There’s one more example illustrating how Rolex is for real here. Given its deep involvement with Monterey Car Week (and deeper pockets), you might expect Rolex to host a huge bacchanal every year, a blowout celebration to headline the weekend’s more hedonistic side. It certainly could if it wanted to. Instead, Rolex sets aside Friday evening for a small, private event where executives and a few guests of honor eat rare steak and listen to famous racing drivers tell their life stories. This year, the small ballroom watched Mark Webber and four-time IndyCar champion Dario Franchitti banter and swap tales about Webber’s famous flip in the Mercedes-Benz CLR at Le Mans in 1999, his heated rivalry with former F1 Red Bull teammate Sebastian Vettel, and why the risk of dying in a crash eventually pushed him to retire.
Again, this is Friday night during Monterey Car Week, when automakers are all putting on big, splashy parties with live DJs and open bars and breathtakingly expensive cars scattered about. The Rolex attendees could dip into any of these.
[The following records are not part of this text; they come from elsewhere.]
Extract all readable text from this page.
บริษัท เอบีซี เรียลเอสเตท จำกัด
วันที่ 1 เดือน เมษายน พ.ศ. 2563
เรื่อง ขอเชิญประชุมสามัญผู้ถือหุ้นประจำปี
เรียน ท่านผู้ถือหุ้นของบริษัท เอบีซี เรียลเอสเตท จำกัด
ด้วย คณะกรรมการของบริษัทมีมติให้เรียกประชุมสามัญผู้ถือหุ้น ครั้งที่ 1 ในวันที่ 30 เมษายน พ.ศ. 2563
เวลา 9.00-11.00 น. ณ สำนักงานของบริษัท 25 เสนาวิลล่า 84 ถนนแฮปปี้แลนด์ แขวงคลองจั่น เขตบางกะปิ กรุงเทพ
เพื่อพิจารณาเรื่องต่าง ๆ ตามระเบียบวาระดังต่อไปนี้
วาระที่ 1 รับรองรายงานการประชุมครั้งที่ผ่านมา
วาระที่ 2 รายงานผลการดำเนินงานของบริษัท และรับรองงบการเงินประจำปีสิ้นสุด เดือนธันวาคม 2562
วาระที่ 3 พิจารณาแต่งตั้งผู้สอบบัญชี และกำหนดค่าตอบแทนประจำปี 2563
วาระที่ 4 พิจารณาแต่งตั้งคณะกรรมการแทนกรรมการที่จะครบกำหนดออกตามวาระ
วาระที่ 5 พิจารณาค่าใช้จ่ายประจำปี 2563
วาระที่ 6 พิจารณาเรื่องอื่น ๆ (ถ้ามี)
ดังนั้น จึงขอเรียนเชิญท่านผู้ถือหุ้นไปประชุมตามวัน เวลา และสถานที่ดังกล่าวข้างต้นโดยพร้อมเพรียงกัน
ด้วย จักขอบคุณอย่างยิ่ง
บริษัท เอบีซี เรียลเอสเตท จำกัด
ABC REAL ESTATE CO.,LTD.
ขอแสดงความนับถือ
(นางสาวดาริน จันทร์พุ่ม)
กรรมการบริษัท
Instead, they sit in silence punctuated only by the clatter of silverware and soak up the stories of a great racer in a signal about who they’re actually here for: the drivers.
Like much of modern life, racing would not be possible without the Faustian bargain of advertising. In exchange for funding everything from SCCA cars to Formula One teams to entire championships, sponsors get to slap their names and logos everywhere to become an essential part of the visual experience and cultural firmament for fans. So it matters when a big name cuts marketing budget and disappears from the scene, punching a quietly sad hole in your memories and dooming you to incorrectly call it Mazda Raceway Laguna Seca or the Verizon IndyCar Series for years to come.
Conversely, it also matters that there are bedrock racing sponsors like Rolex that support the sport not for the hell of it, not for the pure financial benefit, but out of a deep and abiding belief that the pursuit of speed is important. The time to be annoyed with the constellation of ads in racing was about a half-century ago. The time to appreciate the consistent zeal of a true believer is now.